In 2011 I was introduced to a book by Reverend Becca Stevens titled Find Your Way Home: Words from the Street, Wisdom from the Heart. Readings from this book were used for devotions before the suppers at Daybreak in Macon on Sunday nights. They were really, really good. So I got the book myself and started reading it. At the end of the book, it talked about the mission of Thistle Farms. I was fascinated. So I started learning about them and their mission to help women in this country who have been living on the streets. They are doing beautiful things. And that’s a story for another time.
On September 14, 2011 they shared in a Facebook post that they would have jewelry from ABAN (A Ban Against Neglect) of Ghana in their Evening Survival kits. I clicked on the link…..and I fell in love.
In Ghana there is an ecological epidemic. Because of unclean drinking water, water is sold in these little sandwich-sized bags and then mostly discarded on the streets. So the city of Accra is littered with over 40 tons of these little bags…..every day. There is also a heartbreaking problem in that there are over 30,000 homeless youth sleeping on the streets at night, with over 10,000 of them young mothers and their babies. I’ll stop while you re-read that. Yes, 10,000 young mothers and babies. Sleeping on the streets. Every night. Awful.

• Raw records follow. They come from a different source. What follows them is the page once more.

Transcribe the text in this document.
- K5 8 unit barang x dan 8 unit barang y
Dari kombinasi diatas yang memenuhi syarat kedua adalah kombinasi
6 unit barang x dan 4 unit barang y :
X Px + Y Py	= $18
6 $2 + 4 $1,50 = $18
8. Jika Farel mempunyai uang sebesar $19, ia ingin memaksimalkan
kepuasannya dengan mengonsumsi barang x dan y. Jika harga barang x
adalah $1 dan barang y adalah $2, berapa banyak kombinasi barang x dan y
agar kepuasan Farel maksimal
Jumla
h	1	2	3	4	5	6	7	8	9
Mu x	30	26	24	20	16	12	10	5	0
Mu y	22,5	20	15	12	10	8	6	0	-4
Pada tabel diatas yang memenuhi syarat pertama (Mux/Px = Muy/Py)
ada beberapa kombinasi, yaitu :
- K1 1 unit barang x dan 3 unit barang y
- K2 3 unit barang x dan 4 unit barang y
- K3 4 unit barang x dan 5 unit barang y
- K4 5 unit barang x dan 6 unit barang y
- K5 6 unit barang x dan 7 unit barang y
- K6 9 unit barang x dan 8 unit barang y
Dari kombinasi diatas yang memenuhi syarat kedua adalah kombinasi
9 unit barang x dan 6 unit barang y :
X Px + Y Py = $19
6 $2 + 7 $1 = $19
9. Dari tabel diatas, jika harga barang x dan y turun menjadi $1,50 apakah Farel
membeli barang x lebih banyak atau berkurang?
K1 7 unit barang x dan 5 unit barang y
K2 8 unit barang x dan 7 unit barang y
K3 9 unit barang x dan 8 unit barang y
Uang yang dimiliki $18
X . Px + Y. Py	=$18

Two young women went over to Accra as foreign exchange students in 2008. They were blown away at the pollution. And then they realized the greater crisis of lost children in the city. It was in creating a mock non-profit for class using recycled products that it occurred to Callie Brauel and Rebecca Brandt that they could make this happen, and work to change two crises at one time. ABAN was born.
If you look at their products, you’ll see that these young women are truly talented–making their own batik, sewing pouches, all kinds of bags, aprons, and picnic blankets from these recycled water pouches that were previously litter. Just amazing. They attach tags with ABAN’s story and a picture of one of their young women. I left the tag on my bag to remember. I hope always to remember. It’s so easy to take simple things like a clean pillow and a shower and food in the refrigerator for granted, isn’t it? Gas in a car, places to go, family and friends who seem happy to see me. These young women had none of these things…..but thanks to ABAN they are on their way to having a life that is redemptive and healing. What a gift.

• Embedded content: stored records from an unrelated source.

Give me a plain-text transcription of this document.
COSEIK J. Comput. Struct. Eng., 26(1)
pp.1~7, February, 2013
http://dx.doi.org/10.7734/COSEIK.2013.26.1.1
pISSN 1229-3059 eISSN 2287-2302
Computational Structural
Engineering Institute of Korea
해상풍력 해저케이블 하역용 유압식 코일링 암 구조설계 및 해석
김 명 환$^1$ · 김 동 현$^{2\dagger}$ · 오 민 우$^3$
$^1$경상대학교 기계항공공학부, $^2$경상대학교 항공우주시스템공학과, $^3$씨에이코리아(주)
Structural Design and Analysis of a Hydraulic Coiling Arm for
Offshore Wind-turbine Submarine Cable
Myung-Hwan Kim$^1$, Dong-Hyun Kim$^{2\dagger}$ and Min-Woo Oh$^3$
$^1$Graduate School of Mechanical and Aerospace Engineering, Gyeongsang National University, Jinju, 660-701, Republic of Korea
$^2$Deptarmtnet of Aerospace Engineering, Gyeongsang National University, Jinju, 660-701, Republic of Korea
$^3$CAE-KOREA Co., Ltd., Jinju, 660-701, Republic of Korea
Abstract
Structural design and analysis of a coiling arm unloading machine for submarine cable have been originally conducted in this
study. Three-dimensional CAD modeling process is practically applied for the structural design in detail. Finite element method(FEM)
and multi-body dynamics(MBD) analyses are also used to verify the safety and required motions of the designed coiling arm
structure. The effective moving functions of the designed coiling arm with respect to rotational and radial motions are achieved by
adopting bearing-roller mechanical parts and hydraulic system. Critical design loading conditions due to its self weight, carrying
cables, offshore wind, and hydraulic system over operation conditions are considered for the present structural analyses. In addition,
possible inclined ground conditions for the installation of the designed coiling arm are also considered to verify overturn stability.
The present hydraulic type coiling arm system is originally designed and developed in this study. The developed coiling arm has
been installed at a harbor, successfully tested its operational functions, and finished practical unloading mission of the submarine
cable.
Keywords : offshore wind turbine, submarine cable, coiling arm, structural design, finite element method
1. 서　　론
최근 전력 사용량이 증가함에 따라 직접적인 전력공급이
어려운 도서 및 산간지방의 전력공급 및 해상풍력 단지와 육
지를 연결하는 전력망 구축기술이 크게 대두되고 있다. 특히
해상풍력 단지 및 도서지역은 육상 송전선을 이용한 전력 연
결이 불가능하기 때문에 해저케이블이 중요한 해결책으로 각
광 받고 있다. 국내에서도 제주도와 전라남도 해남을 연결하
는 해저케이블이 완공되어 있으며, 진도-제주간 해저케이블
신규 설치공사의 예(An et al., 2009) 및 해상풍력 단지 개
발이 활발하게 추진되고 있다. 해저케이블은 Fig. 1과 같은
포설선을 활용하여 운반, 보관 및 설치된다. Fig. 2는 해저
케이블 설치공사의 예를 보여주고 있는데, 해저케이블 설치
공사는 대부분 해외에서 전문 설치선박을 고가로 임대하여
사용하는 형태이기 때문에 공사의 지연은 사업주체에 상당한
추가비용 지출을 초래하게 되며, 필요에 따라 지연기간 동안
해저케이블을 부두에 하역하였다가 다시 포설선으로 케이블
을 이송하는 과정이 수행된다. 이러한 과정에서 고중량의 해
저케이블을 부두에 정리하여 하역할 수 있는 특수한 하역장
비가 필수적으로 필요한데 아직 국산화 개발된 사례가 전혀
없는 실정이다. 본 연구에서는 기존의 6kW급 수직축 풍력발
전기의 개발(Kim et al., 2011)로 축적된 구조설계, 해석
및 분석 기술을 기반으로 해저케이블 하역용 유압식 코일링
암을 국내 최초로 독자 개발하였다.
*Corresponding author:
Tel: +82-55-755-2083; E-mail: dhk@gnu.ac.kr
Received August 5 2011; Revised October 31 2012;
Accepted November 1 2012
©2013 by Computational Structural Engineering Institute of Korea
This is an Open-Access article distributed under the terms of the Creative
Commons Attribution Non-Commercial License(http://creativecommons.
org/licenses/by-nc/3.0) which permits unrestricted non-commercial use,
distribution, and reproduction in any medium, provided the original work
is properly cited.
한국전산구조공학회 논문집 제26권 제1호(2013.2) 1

I was fortunate to get to know both Callie and Rebecca via phone conversations and then in person back in 2011. We were arranging for Rebecca to come and share the story of ABAN and their beautiful craft at Bare Bulb Coffee in early December that year. In the midst of the planning e-mails back and forth, my Daddy was declining and it was apparent that it wouldn’t be much longer. I let Callie and Rebecca know, as I would be out of pocket for planning for a few days. Both sent the sweetest of messages.
Each morning we begin the day with prayer, announcements and a short message – we call it “Sister Circles”. These girls know and recognize loss as well, and have a unique sense of compassion toward it, so tomorrow, prayers for your father, for you and for your family will be on our hearts and our lips.
And from Callie, after I shared with them our loss–
It amazes me how much joy and celebration I read in this message. In Ghana, a funeral is an all-day celebration that usually lasts into the night. There is singing and dancing and praising and it is absolutely beautiful. Isn’t that what death should be about? Remembering and celebrating the beautiful moments that individual created and how his/her memories will live on inside of others? And it definitely sounds like the world was a much better place because of your father’s presence. I think this ABAN party should be his honor.
I love these young women. They are all about redemption and light in the brokenness. And about kindness and healing. They are saving lives and bringing joy to our world which so needs it.
The night after Daddy died, my sister, my Mama, and I couldn’t sleep. It brought us all comfort to know that these young women across the world were gathered, possibly at that very moment, in their Sister Circles and lifting us up in prayer. Comforting–like warm, gentle waves washing upon weary souls–and oh so humbling. We were connected–our lives and theirs over distance and time. Forever.
There is a group of young women graduating from the ABAN program on July 27th. I am so excited for them. They have worked hard and learned so much, and now they will move on in their journey, taking the next step. On that day I will celebrate here in Georgia, thinking of them, and telling God how much they mean to me. I will cheer for them on this, their special day, for all they have left behind and all they are moving towards–these young women who are my sisters. For that’s what family does–multiply our joys and divide our sorrows. Mama always said.
If you have a few minutes to learn about what they are doing, I think you’ll fall in love as well. Those beautiful smiles, their indomitable spirits, and their beautiful wares. And if you have time on July 27th, grab a glass of sweet tea and a slice of pound cake with me, and celebrate these young women Southern style. And give thanks for Callie and Rebecca, for dreaming big of redemption coming out of brokenness, and for all the people who work with ABAN to make that dream come true.